Opinion
No. 3:16-CV-1698-L-BF
07-19-2016
FINDINGS , CONCLUSIONS AND RECOMMENDATION OF THE UNITED STATES MAGISTRATE JUDGE
The District Court referred this civil action, arising out of foreclosure proceedings initiated against certain real property located in Dallas County, Texas, to the United States Magistrate Judge pursuant to the provisions of 28 U.S.C. 636(b) and an order of the Court. See Special Order 3. The findings, conclusions, and recommendation of the undersigned follows.
RES JUDICATA
In June 2016, Plaintiff Lou Tyler ("Ms. Tyler"), proceeding pro se, filed a petition in state court against Defendants Ocwen Loan Servicing and Deutsche Bank (collectively, "Defendants") alleging harassment, false or misleading representations, unfair practices, illegal attempt to foreclose, deceptive practices, violations of the Real Estate Settlement Procedures Act, and violations of recommendations made by courts, agencies, and legal institutions. Compl. [D.E. 3 at 5]. These allegations are nearly identical to the allegations she made against Defendants in a previous suit. See Tyler v. Ocwen Loan Servicing, LLC, et al., 3:15-cv-01117-N-BK (N.D. Tex. 2015).
In this case, Ms. Tyler's claims against Defendants are barred by the doctrine of res judicata. Under res judicata, a prior judgment bars a subsequent action where: (1) the parties are identical in both suits; (2) the prior judgment was rendered by a court of competent jurisdiction; (3) there was a final judgment on the merits; and (4) the same cause of action was involved in both cases. Nilsen v. City of Moss Point, 701 F.2d 556, 559 (5th Cir. 1983).
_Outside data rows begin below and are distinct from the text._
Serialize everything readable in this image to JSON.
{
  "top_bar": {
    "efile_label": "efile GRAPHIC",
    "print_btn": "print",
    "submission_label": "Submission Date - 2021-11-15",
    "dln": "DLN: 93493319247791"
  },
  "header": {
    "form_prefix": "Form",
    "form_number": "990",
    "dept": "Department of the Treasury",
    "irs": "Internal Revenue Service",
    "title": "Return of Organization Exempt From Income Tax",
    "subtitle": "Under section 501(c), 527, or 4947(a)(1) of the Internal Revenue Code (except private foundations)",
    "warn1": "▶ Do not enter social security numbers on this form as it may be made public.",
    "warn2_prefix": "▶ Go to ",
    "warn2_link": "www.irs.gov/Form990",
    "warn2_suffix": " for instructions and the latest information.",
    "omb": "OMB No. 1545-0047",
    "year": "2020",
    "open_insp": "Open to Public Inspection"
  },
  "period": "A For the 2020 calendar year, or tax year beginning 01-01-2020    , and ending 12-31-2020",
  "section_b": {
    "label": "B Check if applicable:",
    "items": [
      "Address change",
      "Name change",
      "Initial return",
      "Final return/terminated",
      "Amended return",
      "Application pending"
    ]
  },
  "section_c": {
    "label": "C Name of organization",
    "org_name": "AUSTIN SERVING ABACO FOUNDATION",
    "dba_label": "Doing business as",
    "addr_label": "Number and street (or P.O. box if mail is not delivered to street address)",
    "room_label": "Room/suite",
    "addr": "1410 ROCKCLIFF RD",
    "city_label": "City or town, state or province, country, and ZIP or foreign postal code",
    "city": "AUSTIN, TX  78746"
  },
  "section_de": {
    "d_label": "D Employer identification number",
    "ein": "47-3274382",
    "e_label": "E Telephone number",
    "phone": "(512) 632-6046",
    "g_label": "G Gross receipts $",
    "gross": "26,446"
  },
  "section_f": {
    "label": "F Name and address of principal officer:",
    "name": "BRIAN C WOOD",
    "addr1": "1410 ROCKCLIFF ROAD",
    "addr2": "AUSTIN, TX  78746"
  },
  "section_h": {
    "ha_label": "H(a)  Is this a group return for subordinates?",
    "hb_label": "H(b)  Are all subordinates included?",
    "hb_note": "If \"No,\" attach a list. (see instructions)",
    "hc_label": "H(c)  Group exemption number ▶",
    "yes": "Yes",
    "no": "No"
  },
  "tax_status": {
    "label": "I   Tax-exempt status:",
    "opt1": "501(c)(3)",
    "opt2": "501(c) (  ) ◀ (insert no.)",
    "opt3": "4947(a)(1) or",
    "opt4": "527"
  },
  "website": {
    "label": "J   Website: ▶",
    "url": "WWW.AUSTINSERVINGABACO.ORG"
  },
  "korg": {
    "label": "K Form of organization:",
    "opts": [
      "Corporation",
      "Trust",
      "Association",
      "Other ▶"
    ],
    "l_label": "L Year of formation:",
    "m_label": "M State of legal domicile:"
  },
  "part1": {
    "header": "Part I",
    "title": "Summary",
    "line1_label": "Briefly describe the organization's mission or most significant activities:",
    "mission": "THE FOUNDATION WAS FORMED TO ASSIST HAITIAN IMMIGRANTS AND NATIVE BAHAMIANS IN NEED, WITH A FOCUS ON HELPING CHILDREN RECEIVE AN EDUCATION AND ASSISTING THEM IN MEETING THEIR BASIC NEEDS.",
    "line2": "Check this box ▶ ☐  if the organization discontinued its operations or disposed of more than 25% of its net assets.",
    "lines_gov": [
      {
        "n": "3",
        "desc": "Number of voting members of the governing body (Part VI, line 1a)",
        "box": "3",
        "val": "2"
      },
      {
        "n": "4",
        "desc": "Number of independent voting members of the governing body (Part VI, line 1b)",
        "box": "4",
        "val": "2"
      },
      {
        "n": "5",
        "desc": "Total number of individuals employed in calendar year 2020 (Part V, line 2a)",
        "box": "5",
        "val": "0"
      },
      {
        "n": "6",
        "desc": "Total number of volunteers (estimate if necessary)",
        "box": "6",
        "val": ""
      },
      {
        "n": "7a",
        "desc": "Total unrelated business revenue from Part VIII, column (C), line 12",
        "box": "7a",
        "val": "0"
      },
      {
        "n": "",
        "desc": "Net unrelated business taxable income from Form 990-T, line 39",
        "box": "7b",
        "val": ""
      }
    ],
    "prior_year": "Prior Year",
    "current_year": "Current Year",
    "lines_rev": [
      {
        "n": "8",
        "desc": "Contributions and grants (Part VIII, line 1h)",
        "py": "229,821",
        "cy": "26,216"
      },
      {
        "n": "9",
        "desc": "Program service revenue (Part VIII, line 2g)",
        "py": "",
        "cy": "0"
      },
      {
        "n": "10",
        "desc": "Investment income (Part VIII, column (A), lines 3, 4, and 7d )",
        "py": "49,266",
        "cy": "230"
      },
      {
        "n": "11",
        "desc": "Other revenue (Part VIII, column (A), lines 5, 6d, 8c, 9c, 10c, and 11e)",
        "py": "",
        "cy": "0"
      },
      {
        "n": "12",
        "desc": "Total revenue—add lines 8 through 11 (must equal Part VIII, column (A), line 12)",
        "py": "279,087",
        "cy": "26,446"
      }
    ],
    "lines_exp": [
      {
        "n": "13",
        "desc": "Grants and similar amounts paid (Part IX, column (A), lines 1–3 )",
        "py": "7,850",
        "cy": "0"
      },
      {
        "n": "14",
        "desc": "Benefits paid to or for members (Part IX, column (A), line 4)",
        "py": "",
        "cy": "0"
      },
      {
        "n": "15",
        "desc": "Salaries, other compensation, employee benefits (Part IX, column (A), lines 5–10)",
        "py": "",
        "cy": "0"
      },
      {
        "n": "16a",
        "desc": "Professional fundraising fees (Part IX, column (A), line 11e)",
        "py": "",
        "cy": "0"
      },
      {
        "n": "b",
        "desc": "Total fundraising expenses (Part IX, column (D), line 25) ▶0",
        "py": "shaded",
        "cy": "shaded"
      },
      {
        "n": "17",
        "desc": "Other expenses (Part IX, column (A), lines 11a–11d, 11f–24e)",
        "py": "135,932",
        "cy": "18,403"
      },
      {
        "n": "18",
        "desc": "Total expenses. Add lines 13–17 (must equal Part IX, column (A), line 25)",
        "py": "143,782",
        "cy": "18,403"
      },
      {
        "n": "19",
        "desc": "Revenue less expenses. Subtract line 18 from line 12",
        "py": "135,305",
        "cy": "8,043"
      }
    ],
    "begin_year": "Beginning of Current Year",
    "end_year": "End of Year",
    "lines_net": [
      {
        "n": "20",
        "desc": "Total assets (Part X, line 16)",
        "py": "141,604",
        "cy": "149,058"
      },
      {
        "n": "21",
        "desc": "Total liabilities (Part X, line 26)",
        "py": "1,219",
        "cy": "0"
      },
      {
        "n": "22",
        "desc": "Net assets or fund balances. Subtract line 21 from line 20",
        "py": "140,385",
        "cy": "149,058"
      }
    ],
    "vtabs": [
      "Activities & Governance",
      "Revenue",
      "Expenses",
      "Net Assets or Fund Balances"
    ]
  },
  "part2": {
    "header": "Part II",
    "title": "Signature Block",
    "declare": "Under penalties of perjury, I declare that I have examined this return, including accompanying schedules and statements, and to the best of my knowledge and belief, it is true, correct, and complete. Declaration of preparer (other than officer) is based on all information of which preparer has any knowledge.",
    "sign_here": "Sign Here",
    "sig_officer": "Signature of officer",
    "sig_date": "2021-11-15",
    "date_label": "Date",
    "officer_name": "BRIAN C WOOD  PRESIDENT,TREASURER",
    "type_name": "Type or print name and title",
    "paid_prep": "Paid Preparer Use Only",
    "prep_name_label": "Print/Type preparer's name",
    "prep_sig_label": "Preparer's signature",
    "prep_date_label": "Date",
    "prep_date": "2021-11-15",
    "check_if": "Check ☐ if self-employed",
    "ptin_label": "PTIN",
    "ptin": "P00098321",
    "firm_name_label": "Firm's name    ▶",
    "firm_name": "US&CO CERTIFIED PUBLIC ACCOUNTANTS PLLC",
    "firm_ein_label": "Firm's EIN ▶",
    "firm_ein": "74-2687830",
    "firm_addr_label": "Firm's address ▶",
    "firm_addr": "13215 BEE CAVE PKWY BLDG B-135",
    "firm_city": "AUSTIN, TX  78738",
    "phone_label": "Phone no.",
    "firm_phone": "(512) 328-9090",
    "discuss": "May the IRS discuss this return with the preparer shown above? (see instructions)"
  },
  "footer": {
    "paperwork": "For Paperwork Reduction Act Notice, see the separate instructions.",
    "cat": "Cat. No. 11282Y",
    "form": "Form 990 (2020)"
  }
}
Further, the doctrine of res judicata "bars all claims that were or could have been advanced in support of the cause of action on the occasion of its former adjudication." Id. at 560 (citing Allen v. McCurry, 449 U.S. 90, 94 (1980)) (emphasis original).
The parties in the case at hand are identical to the parties in the previous suit. See Nilsen, 701 F.2d at 559. In the previous case, Ms. Tyler was the plaintiff, and the defendants were Ocwen Loan Servicing and Deutsche Bank. See Tyler, 3:15-cv-01117-N-BK. The Court was of competent jurisdiction when it rendered its previous judgment on Ms. Tyler's allegations. See id. Further, the final judgment entered in the previous case was based on its merits. See id. Finally, all the causes of action brought by Ms. Tyler are the same as, or could have been brought, in the previous action. See id. Because all of the necessary elements are present, the principle of res judicata applies to this suit. See Nilsen, 701 F.2d at 559-561.
RECOMMENDATION
The undersigned recommends that this case be dismissed with prejudice, because the allegations brought by Plaintiff Lou Tyler are barred by res judicata.
SO RECOMMENDED this 19 day of July 2016.
/s/_________
PAUL D. STICKNEY
UNITED STATES MAGISTRATE JUDGE
INSTRUCTIONS FOR SERVICE AND
NOTICE OF RIGHT TO APPEAL/OBJECT
The United States District Clerk shall serve a true copy of these findings, conclusions and recommendation on the parties. Pursuant to Title 28, United States Code, Section 636(b)(1), any party who desires to object to these findings, conclusions and recommendation must serve and file written objections within ten days after being served with a copy. A party filing objections must specifically identify those findings, conclusions or recommendation to which objections are being made. The District Court need not consider frivolous, conclusory or general objections. A party's failure to file such written objections to these proposed findings, conclusions and recommendation shall bar that party from a de novo determination by the District Court. See Thomas v. Arn, 474 U.S. 140, 150 (1985). Additionally, any failure to file written objections to the proposed findings, conclusions and recommendation within ten days after being served with a copy shall bar the aggrieved party from appealing the factual findings and legal conclusions of the Magistrate Judge that are accepted by the District Court, except upon grounds of plain error. Douglass v. United Servs. Auto. Ass'n, 79 F.3d 1415, 1417 (5th Cir. 1996) (en banc).